Developmental Regulators of Sex Determination and Dosage Compensation in C. Elegans

Abstract

Several developmental regulators are thought to be responsible for initiating the activation of sex determination during embryogenesis, and for the establishment and maintenance of dosage compensation throughout embryonic and larval development in the nematode C. elegans. Two of the crucial players in this process are the X-signal element sex-1, involved in communicating X chromosome dosage in embryos, and its direct transcriptional target xol-1, the master sex-switch gene that toggles the activation of the appropriate sex development pathway during embryogenesis.

I characterized novel roles for both these regulators in mediating the pathways of sex determination and dosage compensation in XX early embryos. xol-1 promotes XO male-specific development, and its expression was previously thought to only have roles in the development of male embryos. Using imaging techniques and transcriptomic analysis, I found that low-level expression of xol-1 is important for the development of XX embryos as well. Loss of xol-1 leads to an acceleration of embryonic development, precocious accumulation of the dosage compensation complex onto the X chromosomes, and misregulation in sex-biased transcriptional pathways. The X-signal element and transcription factor sex-1 has previously been shown to have uncharacterized downstream roles beyond the transcriptional repression of xol-1. I used computational analysis to characterize the pathways regulated by the xol-1-independent function of sex-1. My work suggests that sex-1 exerts multi-level transcriptional control over the xol-1 pathway through direct transcriptional regulation of targets. Using experimental methods, I demonstrated xol-1-independent sex-1-mediated transcriptional regulation of the male developmental gene her-1. I characterized an additional role of sex-1 in the process of X chromosome dosage compensation in hermaphrodites and identified dpy-21 as a target of sex-1 in this pathway. My work demonstrates that sex-1 regulates dpy-21-mediated enrichment of H4K20me1 on the X chromosomes, which is known to promote repression of gene expression. However, this evidence also suggests that disruption of H4K20me1 enrichment is not the driver of sex-1-mediated lethality in XX embryos.

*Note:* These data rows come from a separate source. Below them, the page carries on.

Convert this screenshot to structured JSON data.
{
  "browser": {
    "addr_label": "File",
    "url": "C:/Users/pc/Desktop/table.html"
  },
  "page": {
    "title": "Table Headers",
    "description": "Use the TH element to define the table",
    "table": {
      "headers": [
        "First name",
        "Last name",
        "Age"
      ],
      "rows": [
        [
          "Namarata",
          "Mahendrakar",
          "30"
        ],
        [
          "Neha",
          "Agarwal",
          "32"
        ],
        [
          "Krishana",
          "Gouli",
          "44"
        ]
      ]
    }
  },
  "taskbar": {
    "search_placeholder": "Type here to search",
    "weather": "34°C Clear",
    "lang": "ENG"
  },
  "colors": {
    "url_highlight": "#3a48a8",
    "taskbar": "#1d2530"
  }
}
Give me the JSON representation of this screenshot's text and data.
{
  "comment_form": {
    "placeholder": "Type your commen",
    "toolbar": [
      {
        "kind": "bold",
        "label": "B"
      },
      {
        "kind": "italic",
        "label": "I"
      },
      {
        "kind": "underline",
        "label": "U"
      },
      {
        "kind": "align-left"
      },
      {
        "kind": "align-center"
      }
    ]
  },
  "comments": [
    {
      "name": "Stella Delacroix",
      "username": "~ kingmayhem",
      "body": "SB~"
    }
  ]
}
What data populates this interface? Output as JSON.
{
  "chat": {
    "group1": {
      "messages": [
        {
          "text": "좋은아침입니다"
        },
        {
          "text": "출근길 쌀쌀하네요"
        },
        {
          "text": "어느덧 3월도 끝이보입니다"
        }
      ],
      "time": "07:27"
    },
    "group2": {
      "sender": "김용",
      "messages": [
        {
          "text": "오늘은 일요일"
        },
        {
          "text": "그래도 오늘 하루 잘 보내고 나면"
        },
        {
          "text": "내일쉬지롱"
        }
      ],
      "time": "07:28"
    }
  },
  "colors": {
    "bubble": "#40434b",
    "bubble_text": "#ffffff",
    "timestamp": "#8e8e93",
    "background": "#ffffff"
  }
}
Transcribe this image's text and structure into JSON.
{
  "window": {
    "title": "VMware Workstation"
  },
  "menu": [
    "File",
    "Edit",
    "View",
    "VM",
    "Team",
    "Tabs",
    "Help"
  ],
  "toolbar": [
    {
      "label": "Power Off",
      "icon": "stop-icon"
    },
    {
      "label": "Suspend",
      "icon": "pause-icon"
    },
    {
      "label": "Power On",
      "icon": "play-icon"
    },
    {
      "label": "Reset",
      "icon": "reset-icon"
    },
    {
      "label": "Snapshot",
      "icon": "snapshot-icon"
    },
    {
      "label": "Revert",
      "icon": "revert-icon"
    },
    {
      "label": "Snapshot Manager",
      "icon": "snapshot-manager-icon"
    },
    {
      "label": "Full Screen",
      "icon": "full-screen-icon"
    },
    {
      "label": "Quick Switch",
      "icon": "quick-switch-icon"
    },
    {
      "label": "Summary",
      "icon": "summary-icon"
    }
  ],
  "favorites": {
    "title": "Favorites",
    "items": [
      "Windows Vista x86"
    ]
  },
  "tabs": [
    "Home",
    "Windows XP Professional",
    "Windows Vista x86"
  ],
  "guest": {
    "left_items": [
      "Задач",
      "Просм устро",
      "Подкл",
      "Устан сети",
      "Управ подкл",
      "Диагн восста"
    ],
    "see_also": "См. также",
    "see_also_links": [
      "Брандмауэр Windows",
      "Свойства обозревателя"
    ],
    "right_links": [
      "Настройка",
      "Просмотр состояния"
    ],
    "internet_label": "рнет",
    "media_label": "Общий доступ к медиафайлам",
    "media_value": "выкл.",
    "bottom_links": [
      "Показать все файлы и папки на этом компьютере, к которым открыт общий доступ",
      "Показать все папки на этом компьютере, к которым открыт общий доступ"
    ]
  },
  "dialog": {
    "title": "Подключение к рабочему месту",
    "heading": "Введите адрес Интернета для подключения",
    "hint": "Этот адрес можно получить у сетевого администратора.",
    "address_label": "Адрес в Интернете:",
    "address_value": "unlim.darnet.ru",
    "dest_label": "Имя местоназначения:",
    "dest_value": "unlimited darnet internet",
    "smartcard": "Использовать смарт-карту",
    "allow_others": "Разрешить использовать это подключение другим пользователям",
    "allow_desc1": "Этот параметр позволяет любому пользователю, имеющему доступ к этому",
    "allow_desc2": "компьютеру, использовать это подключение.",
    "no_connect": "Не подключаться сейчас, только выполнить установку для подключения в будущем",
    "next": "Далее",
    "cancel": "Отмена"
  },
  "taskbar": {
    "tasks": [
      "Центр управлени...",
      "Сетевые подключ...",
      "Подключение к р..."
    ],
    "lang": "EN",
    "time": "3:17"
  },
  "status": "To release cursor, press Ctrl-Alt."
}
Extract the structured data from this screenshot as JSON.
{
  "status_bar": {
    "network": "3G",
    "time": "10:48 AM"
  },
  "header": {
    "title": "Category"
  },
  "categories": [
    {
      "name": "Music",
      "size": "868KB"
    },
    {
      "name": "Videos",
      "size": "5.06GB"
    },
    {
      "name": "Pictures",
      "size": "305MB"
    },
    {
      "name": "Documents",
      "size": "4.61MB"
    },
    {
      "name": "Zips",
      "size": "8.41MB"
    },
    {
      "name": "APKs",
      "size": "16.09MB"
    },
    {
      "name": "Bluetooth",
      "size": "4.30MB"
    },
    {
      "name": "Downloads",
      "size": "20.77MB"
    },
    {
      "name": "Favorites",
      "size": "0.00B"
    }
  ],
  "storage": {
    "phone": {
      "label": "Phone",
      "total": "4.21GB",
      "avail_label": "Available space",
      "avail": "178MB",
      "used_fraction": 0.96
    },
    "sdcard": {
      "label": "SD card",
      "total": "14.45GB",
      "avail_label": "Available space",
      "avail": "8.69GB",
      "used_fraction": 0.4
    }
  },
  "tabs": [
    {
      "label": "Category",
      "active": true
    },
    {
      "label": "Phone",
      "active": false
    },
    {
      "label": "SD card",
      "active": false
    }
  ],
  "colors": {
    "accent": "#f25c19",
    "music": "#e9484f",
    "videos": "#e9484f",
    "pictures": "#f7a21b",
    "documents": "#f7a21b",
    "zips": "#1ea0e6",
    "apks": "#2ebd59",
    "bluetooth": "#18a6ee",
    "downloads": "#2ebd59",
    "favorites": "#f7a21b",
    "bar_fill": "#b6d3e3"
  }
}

In addition to these embryonic regulators of dosage compensation, I explored the contribution of the dosage compensation complex component DPY-27 in the maintenance of X chromosome repression in post-embryonic tissues during larval development using computational analysis. My work suggests that the presence DPY-27, in addition to being crucial for the establishment of dosage compensation, is also continuously required to maintain gene repression from the X chromosomes in post-embryonic cells. I also showed that the loss of dosage compensation components such as DPY-27 and DPY-21, in addition to the loss of the tethering pathway mediated by CEC-4 responsible for the localization of the X chromosomes to the nuclear periphery, results in a synergistic loss of X chromosome gene repression. Using transcriptomic analysis of combinatorial disruptions in both these pathways, this work documents the highest level of X derepression demonstrated so far in C. elegan XX animals. Taken together, my work expands the known functions of the embryonic regulators xol-1 and sex-1 in sex determination and dosage compensation, and characterizes the novel function of DPY-27 in regulating dosage compensation during post-embryonic larval development.